特别到,从两个人撞倒在地,她看见乔俏的第一眼,就有种熟悉感,明明两个人长得一点都不一样。
可能想得太认真,伊潇潇瞳孔恢复正常后,不自觉就陷入了空茫之中。
坐在上首的功法长老,注意到了伊潇潇的走神。
头发花白,脸庞严肃的功法长老,眉心皱成个川字。
伊潇潇过去一直都是课堂上最认真的弟子,灵根天赋也好,很让人喜欢。
可这才几天,怎么就开始走神了?
他为人严厉,只对认真的弟子稍宽容点,便不想叫伊潇潇没脸,想叫她起身解释一下,自己刚才讲述的功法释义。
哪知,他刚一张嘴,安静的传功堂内,突然就起了一阵风。
不,不是风,功法长老猛地瞪大了眼。
这是灵气过于浓郁,压缩而形成的灵气风暴。
伊潇潇,竟然顿悟了!
发现这一现象后,功法堂内瞬间炸了锅,所有弟子头探头去看伊潇潇,眼神中的羡慕和嫉妒,被一群小小少年少女,化作了叽叽喳喳的惊呼。

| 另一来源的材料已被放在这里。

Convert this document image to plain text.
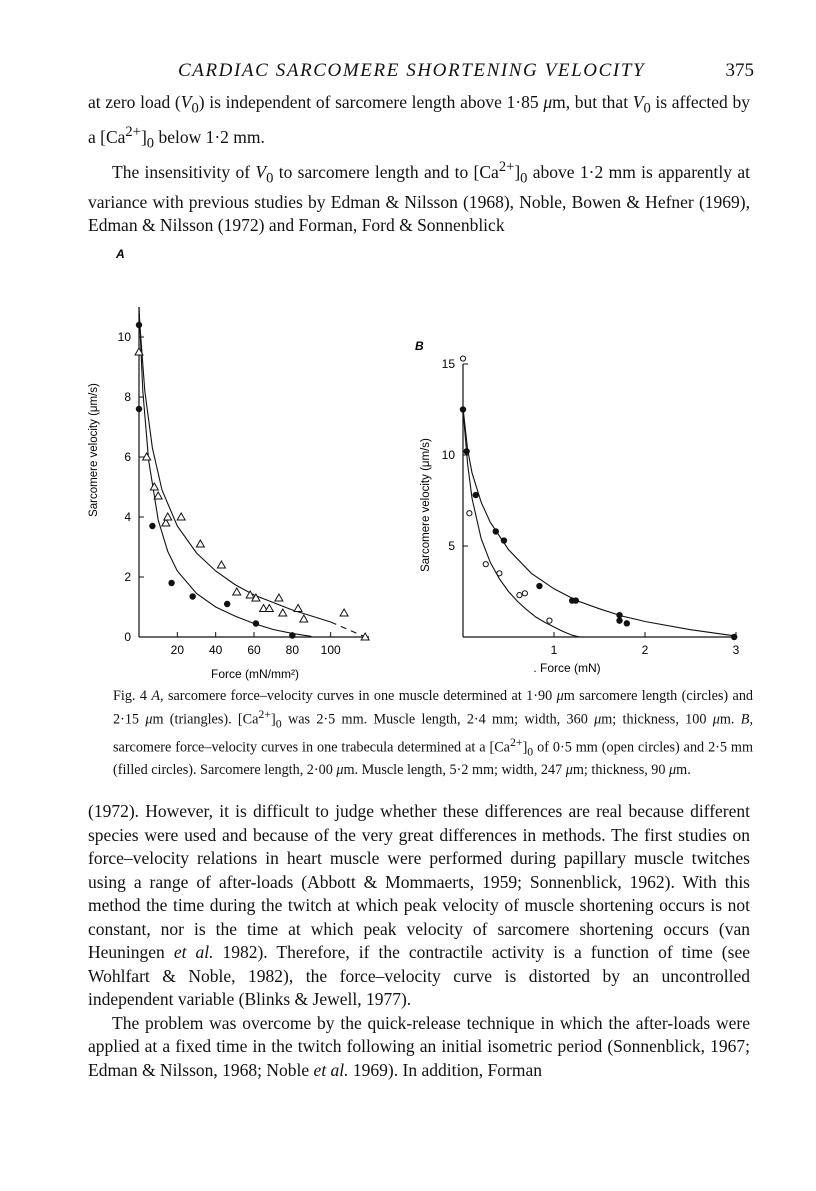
CARDIAC SARCOMERE SHORTENING VELOCITY	375

at zero load $(V_0)$ is independent of sarcomere length above 1·85 μm, but that $V_0$ is affected by a $[Ca^{2+}]_0$ below 1·2 mm.

The insensitivity of $V_0$ to sarcomere length and to $[Ca^{2+}]_0$ above 1·2 mm is apparently at variance with previous studies by Edman & Nilsson (1968), Noble, Bowen & Hefner (1969), Edman & Nilsson (1972) and Forman, Ford & Sonnenblick

A
20 40 60 80 100
0
2
4
6
8
10
Force (mN/mm²)
Sarcomere velocity (μm/s)
B
1	2	3
5
10
15
. Force (mN)
Sarcomere velocity (μm/s)
Fig. 4 A, sarcomere force–velocity curves in one muscle determined at 1·90 μm sarcomere length (circles) and 2·15 μm (triangles). $[Ca^{2+}]_0$ was 2·5 mm. Muscle length, 2·4 mm; width, 360 μm; thickness, 100 μm. B, sarcomere force–velocity curves in one trabecula determined at a $[Ca^{2+}]_0$ of 0·5 mm (open circles) and 2·5 mm (filled circles). Sarcomere length, 2·00 μm. Muscle length, 5·2 mm; width, 247 μm; thickness, 90 μm.

(1972). However, it is difficult to judge whether these differences are real because different species were used and because of the very great differences in methods. The first studies on force–velocity relations in heart muscle were performed during papillary muscle twitches using a range of after-loads (Abbott & Mommaerts, 1959; Sonnenblick, 1962). With this method the time during the twitch at which peak velocity of muscle shortening occurs is not constant, nor is the time at which peak velocity of sarcomere shortening occurs (van Heuningen et al. 1982). Therefore, if the contractile activity is a function of time (see Wohlfart & Noble, 1982), the force–velocity curve is distorted by an uncontrolled independent variable (Blinks & Jewell, 1977).

The problem was overcome by the quick-release technique in which the after-loads were applied at a fixed time in the twitch following an initial isometric period (Sonnenblick, 1967; Edman & Nilsson, 1968; Noble et al. 1969). In addition, Forman
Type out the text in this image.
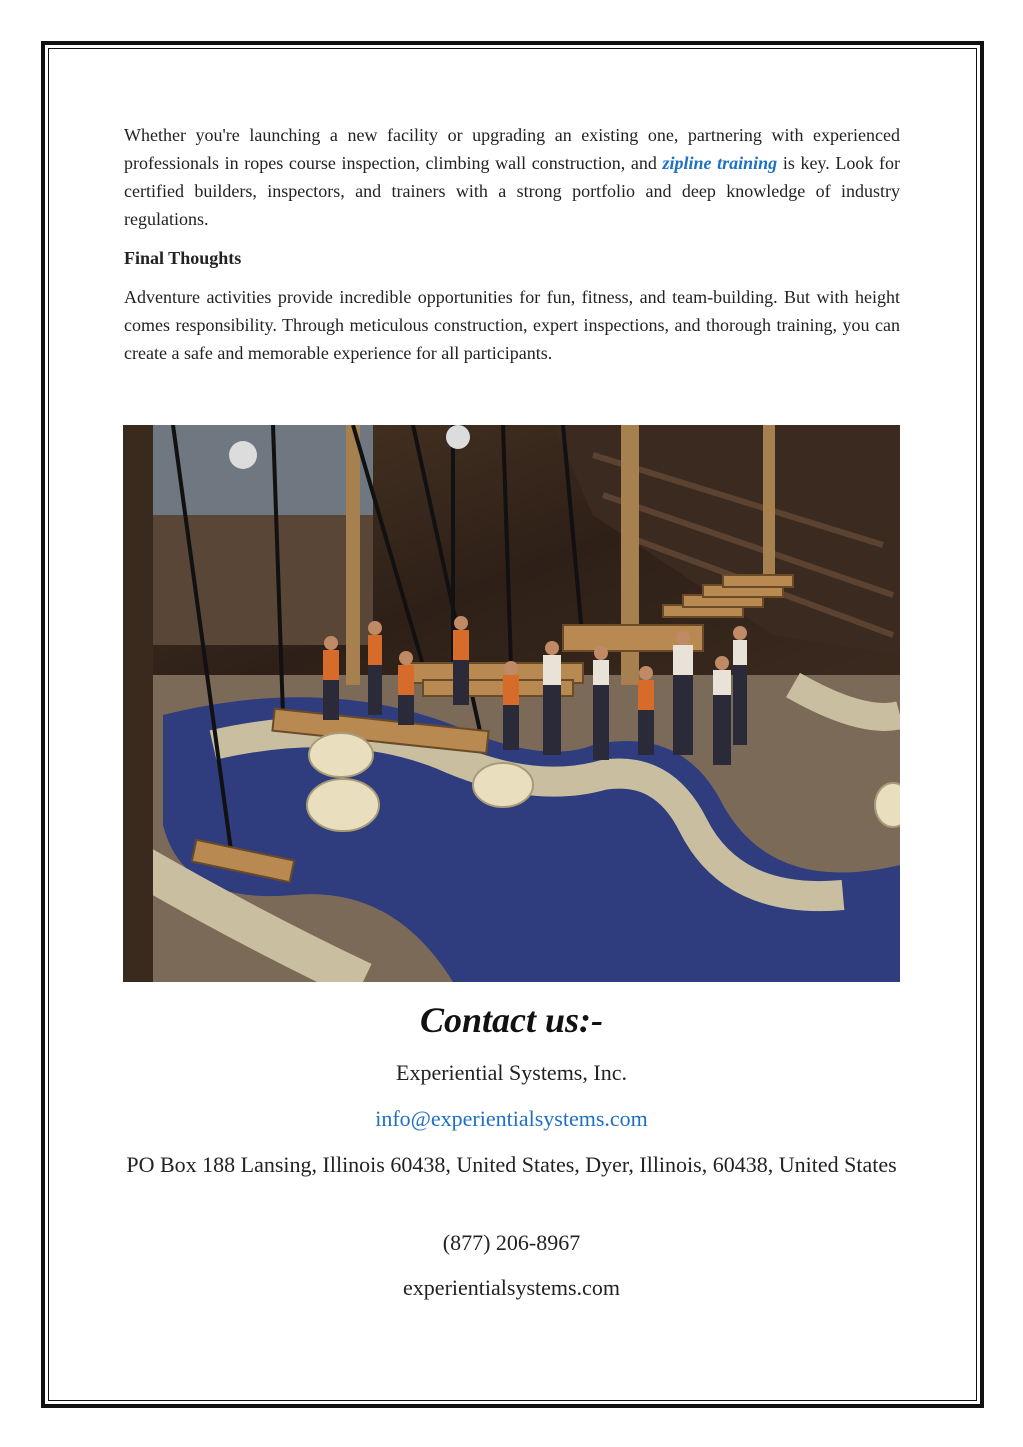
Whether you're launching a new facility or upgrading an existing one, partnering with experienced professionals in ropes course inspection, climbing wall construction, and zipline training is key. Look for certified builders, inspectors, and trainers with a strong portfolio and deep knowledge of industry regulations.

Final Thoughts

Adventure activities provide incredible opportunities for fun, fitness, and team-building. But with height comes responsibility. Through meticulous construction, expert inspections, and thorough training, you can create a safe and memorable experience for all participants.

Contact us:-
Experiential Systems, Inc.
info@experientialsystems.com
PO Box 188 Lansing, Illinois 60438, United States, Dyer, Illinois, 60438, United States
(877) 206-8967
experientialsystems.com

还是功法长老立刻反应过来,筑基后期的威压稍稍放出,绕过伊潇潇所在的地方朝着弟子压过去。
他沉声低喝:“安静!”
弟子们瞬间就被压得膝盖一软,都赶紧闭了嘴。
功法长老缓了缓神色,轻声吩咐:“今天的功法课先到这里,你们先回弟子院,温习我讲过的内容,有不懂的,可以问新弟子院的长老。”
弟子们压下各种心思,齐齐应声:“是!”
稚嫩整齐的声音,也被功法长老运起灵力,压缩在伊潇潇身周之外。
天剑宗不缺有天赋的天才。
然,在修炼之前就先陷入顿悟的,从天剑宗成立到如今也不过一人,那便是当初天剑宗的立派宗师赵穆桥。
后来也是他,以七十岁化神,一百岁大乘的速度,撑起了北域天剑宗的天,并让在其他三域势弱的北域,有了说得上话的一席之地。
如今赵穆桥飞升已三千余年,北域也没了那般惊才绝艳之辈,隐隐又陷入了被其他三域打压的尴尬境地。
若伊潇潇能成为下一个赵穆桥,北域就有了新希望!
功法长老不敢托大,立刻用传音符给掌门传了信。
顾正卿一直都在关注着伊潇潇,他来的比掌门陈浮还快。
一进入院中,看到被灵气灌注的伊潇潇,他眼神中闪过一抹怅然,似是欣慰又似是惊喜,更多的情绪都被掩藏在了眸底,功法长老并没有看到。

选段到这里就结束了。